Sandro foi preso em flagrante ao subtrair um pacote de macarrão, cujo valor era R$9,00, de um hipermercado do bairro onde morava. O Ministério Público ofereceu denúncia em face de Sandro, mas o magistrado rejeitou a peça acusatória, reconhecendo a incidência do princípio da bagatela ou insignificância. O referido princípio exclui a
- A)ilicitude.
Errada, porque o princípio da insignificância não torna a conduta lícita; ele atua na tipicidade, não na ilicitude.
- B)tipicidade formal.
Errada, porque a conduta continua se encaixando formalmente no tipo penal; o problema está na relevância material do fato.
- C)culpabilidade.
Errada, porque insignificância não afasta culpabilidade, já que não discute imputabilidade, potencial consciência da ilicitude ou exigibilidade de conduta diversa.
- D)tipicidade material.
Certa, porque a bagatela exclui a tipicidade material ao retirar a relevância penal da lesão.
- E)punibilidade.
Errada, porque o princípio não apaga a punibilidade; ele impede a própria configuração penal relevante do fato.
Gabarito: D
O princípio da insignificância, também chamado de bagatela, funciona como um filtro: ele impede que o Direito Penal se ocupe de condutas que, apesar de encaixarem na descrição formal do crime, são tão pequenas que não chegam a lesar de forma relevante o bem jurídico.
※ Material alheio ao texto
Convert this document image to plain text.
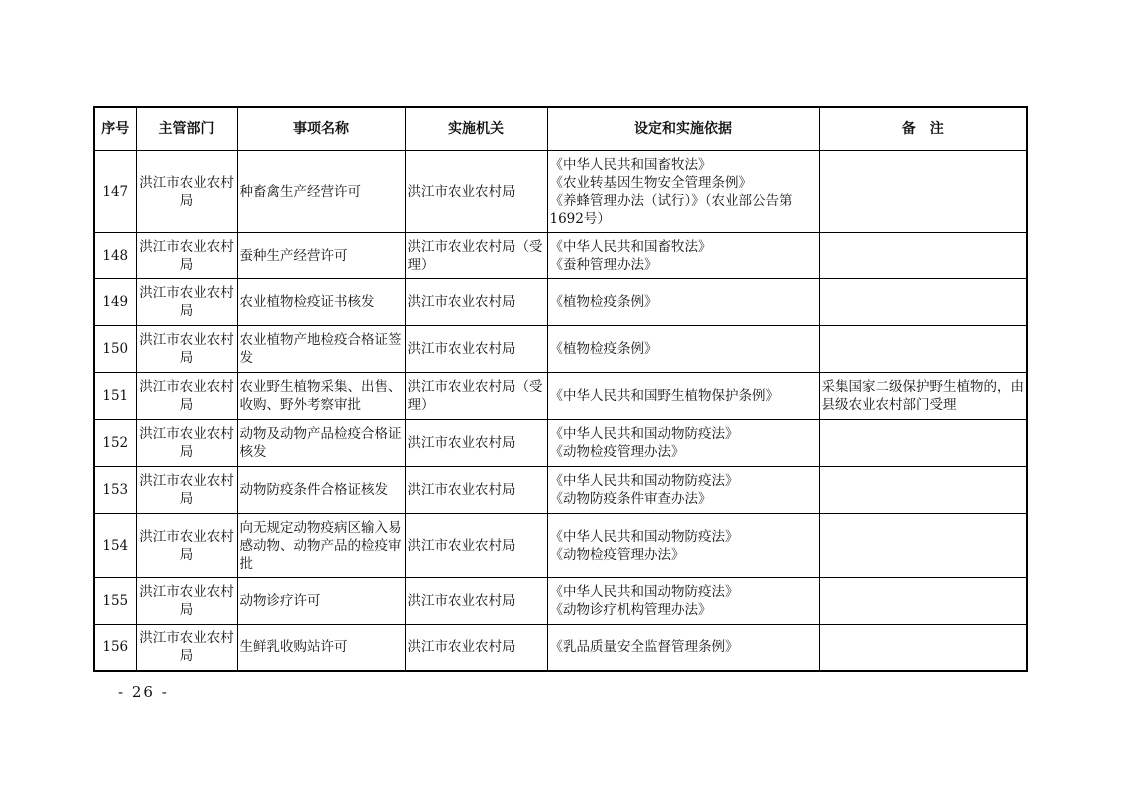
序号	主管部门	事项名称	实施机关	设定和实施依据	备　注
147	洪江市农业农村局	种畜禽生产经营许可	洪江市农业农村局	《中华人民共和国畜牧法》
《农业转基因生物安全管理条例》
《养蜂管理办法（试行）》（农业部公告第1692号）	

148	洪江市农业农村局	蚕种生产经营许可	洪江市农业农村局（受理）	《中华人民共和国畜牧法》
《蚕种管理办法》	

149	洪江市农业农村局	农业植物检疫证书核发	洪江市农业农村局	《植物检疫条例》	

150	洪江市农业农村局	农业植物产地检疫合格证签发	洪江市农业农村局	《植物检疫条例》	

151	洪江市农业农村局	农业野生植物采集、出售、收购、野外考察审批	洪江市农业农村局（受理）	《中华人民共和国野生植物保护条例》	采集国家二级保护野生植物的，由县级农业农村部门受理
152	洪江市农业农村局	动物及动物产品检疫合格证核发	洪江市农业农村局	《中华人民共和国动物防疫法》
《动物检疫管理办法》	

153	洪江市农业农村局	动物防疫条件合格证核发	洪江市农业农村局	《中华人民共和国动物防疫法》
《动物防疫条件审查办法》	

154	洪江市农业农村局	向无规定动物疫病区输入易感动物、动物产品的检疫审批	洪江市农业农村局	《中华人民共和国动物防疫法》
《动物检疫管理办法》	

155	洪江市农业农村局	动物诊疗许可	洪江市农业农村局	《中华人民共和国动物防疫法》
《动物诊疗机构管理办法》	

156	洪江市农业农村局	生鲜乳收购站许可	洪江市农业农村局	《乳品质量安全监督管理条例》	

- 26 -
Em outras palavras, pode haver aparência de crime, mas falta relevância material para justificar a intervenção penal. Por isso, o raciocínio correto é este: o fato continua parecendo furto em sentido formal, porém não tem tipicidade material suficiente. A doutrina e a jurisprudência do STF e do STJ costumam exigir, em linhas gerais, mínima ofensividade da conduta, nenhuma periculosidade social, reduzido grau de reprovabilidade e inexpressividade da lesão. Um pacote de macarrão de R$ 9,00, em contexto compatível com esses critérios, é o tipo de caso que costuma atrair essa análise. Repare na pegadinha: insignificância não diz que o ato virou lícito, nem que o agente ficou inimputável, nem que a pena deixou de existir. O ponto é anterior: o fato é formalmente típico, mas materialmente irrelevante para o Direito Penal. Então, se o juiz rejeitou a denúncia por bagatela, ele afastou a tipicidade material. É exatamente por isso que o gabarito é a letra D.